Les limites du secret bancaire face à des cofidéjusseurs engagés dans un contrat de société.

Le secret bancaire trouve sa limite lorsque les cofidéjusseurs sont associés dans le cadre d’un contrat de société.
Ainsi, du fait de ce secret bancaire, si une seule des cautions est appelée à l’obligation à la dette, elle demeure sans garantie sur la réelle contribution à la dette des autres cofidéjusseurs associés.
Or, dans un contrat de société, les différents associés s’engagent à partager les bénéfices et à contribuer aux pertes à hauteur de leur participation.

De ce fait, il peut sembler surprenant pour le praticien d’avoir à revenir au droit commun des contrats pour vérifier la validité des contrats de cautionnement des associés cofidéjusseurs.

Si l’article 2310 du Code civil prévoit un recours de la caution solvens contre ses cofidéjusseurs au stade de la contribution à la dette, aucune garantie ne lui est accordée concernant l’effectivité de ce recours au regard de la surface patrimoniale des cautions engagées.

En effet, le contrat de cautionnement reste, conformément à l’article 1106 al 2 du code civil, un contrat unilatéral : la caution s’engage envers le créancier, dans l’intérêt du débiteur principal, sans que celui-ci ne soit tenu par des obligations réciproques.

La raison de cette absence de garantie est que le contrat de cautionnement est un contrat unilatéral et, en principe, à titre gratuit entre le créancier et la personne qui se porte caution. Ainsi, seule la caution est tenue d’une obligation à l’égard à l’égard du créancier : le paiement de la dette en cas de défaillance du débiteur.

En conséquence, les dispositions relatives au cautionnement prévoient un droit pour la caution de se retourner contre le débiteur mais pas contre ses cofidéjusseurs car ces derniers ne sont pas liés par un quelconque contrat entre eux.
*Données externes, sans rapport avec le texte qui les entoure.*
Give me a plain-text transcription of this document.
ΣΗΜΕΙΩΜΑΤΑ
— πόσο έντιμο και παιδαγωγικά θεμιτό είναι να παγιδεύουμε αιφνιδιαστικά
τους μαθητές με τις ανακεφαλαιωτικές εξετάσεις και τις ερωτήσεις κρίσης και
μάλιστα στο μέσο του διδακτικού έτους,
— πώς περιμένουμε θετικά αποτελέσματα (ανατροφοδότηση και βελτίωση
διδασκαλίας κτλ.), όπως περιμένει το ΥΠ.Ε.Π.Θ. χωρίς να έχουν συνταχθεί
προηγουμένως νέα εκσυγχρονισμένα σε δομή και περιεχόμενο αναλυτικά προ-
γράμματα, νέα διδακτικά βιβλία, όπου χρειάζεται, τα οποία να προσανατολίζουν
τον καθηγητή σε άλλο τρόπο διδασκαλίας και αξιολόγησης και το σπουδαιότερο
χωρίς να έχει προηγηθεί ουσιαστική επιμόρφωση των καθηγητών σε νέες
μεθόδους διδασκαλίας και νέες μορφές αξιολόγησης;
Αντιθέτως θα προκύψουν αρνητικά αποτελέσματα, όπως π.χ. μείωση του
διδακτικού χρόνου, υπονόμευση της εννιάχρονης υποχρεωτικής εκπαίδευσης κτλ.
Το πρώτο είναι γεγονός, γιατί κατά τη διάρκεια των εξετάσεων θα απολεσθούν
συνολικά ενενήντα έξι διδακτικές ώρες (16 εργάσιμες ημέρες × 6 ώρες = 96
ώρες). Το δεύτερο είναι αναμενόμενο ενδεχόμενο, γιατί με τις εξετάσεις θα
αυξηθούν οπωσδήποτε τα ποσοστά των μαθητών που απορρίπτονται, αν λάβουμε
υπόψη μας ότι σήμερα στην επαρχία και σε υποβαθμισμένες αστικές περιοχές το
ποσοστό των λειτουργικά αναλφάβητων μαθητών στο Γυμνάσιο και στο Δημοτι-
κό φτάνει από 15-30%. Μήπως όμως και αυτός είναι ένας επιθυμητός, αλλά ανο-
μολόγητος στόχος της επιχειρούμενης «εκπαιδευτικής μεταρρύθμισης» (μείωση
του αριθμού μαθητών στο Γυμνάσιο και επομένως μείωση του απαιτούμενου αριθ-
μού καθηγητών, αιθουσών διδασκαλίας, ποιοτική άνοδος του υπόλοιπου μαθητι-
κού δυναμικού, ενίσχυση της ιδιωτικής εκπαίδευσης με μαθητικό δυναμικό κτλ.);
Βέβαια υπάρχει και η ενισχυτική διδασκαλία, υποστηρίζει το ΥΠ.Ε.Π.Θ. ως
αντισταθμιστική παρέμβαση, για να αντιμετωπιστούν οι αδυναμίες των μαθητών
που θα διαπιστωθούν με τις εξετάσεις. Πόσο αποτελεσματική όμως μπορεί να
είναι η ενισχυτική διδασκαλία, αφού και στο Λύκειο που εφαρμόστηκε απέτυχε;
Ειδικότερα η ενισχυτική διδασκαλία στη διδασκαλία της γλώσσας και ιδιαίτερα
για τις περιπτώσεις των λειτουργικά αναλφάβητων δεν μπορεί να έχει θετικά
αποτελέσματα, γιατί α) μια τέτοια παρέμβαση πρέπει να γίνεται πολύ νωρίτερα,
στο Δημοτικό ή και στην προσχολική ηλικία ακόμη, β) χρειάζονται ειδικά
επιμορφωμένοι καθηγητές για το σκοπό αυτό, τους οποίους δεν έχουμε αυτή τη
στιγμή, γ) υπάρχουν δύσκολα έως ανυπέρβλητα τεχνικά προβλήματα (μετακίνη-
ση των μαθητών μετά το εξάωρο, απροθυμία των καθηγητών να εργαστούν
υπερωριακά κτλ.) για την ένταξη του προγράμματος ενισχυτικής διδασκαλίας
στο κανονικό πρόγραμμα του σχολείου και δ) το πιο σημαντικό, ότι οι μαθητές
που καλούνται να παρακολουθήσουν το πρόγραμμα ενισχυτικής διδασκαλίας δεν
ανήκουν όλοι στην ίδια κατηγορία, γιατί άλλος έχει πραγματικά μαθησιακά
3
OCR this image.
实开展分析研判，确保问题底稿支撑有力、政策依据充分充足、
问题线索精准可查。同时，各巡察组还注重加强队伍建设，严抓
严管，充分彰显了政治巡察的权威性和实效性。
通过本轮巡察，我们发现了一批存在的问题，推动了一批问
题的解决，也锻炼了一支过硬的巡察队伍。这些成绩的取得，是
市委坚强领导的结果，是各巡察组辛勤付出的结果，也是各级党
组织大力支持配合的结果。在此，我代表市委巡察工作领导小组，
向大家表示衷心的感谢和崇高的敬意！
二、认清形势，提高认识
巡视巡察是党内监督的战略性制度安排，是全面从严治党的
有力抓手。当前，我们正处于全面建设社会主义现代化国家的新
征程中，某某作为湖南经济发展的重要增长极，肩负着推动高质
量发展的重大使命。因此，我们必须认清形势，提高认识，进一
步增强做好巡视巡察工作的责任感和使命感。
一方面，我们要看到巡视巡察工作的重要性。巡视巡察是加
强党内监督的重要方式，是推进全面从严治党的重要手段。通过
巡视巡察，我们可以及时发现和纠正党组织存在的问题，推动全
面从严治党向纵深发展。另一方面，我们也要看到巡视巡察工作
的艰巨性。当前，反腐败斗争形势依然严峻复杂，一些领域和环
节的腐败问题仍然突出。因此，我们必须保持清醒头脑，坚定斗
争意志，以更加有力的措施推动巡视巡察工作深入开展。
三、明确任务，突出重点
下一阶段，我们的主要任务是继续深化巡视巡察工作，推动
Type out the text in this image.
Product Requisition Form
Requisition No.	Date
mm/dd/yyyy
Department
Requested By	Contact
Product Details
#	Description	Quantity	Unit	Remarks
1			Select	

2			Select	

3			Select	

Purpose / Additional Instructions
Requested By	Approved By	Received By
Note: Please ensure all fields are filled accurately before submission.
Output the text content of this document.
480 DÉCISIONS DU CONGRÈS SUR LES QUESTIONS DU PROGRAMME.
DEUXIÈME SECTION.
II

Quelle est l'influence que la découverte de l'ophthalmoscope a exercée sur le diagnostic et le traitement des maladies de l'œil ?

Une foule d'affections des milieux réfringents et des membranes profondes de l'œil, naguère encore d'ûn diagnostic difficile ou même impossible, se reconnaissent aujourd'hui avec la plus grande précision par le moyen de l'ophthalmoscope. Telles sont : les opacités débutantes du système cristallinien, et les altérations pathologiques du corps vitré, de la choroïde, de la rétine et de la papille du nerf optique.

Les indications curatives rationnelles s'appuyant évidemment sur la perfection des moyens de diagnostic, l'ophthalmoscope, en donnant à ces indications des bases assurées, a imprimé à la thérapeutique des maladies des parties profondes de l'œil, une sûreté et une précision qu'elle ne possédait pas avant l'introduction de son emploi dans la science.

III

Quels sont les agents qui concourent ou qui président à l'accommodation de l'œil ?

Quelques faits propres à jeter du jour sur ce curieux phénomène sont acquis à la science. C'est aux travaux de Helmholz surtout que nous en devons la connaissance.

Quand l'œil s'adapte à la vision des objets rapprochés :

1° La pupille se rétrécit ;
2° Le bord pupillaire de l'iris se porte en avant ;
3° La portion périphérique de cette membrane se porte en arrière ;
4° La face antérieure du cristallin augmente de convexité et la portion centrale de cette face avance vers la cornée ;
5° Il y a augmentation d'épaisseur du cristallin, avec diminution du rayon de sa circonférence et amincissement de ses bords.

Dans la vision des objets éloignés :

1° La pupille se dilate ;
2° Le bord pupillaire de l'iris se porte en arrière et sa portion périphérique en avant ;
Néanmoins, même si le créancier n’est pas tenu à des obligations réciproques, la Jurisprudence lui a découvert des devoirs précontractuels fondés sur l’exigence de bonne foi et il semble logique de penser que le créancier est d’autant plus tenu à ces devoirs d’information à l’égard des cofidéjusseurs que ceux-ci sont engagés solidairement et, par ailleurs, associés de la société débitrice principale.

Depuis la réforme de 2016, cette exigence est énoncée à l’article 1112-1 du Code civil :

« Celle des parties qui connaît une information dont l’importance est déterminante pour le consentement de l’autre doit l’en informer dès lors que, légitimement, cette dernière ignore cette information ou fait confiance à son cocontractant ».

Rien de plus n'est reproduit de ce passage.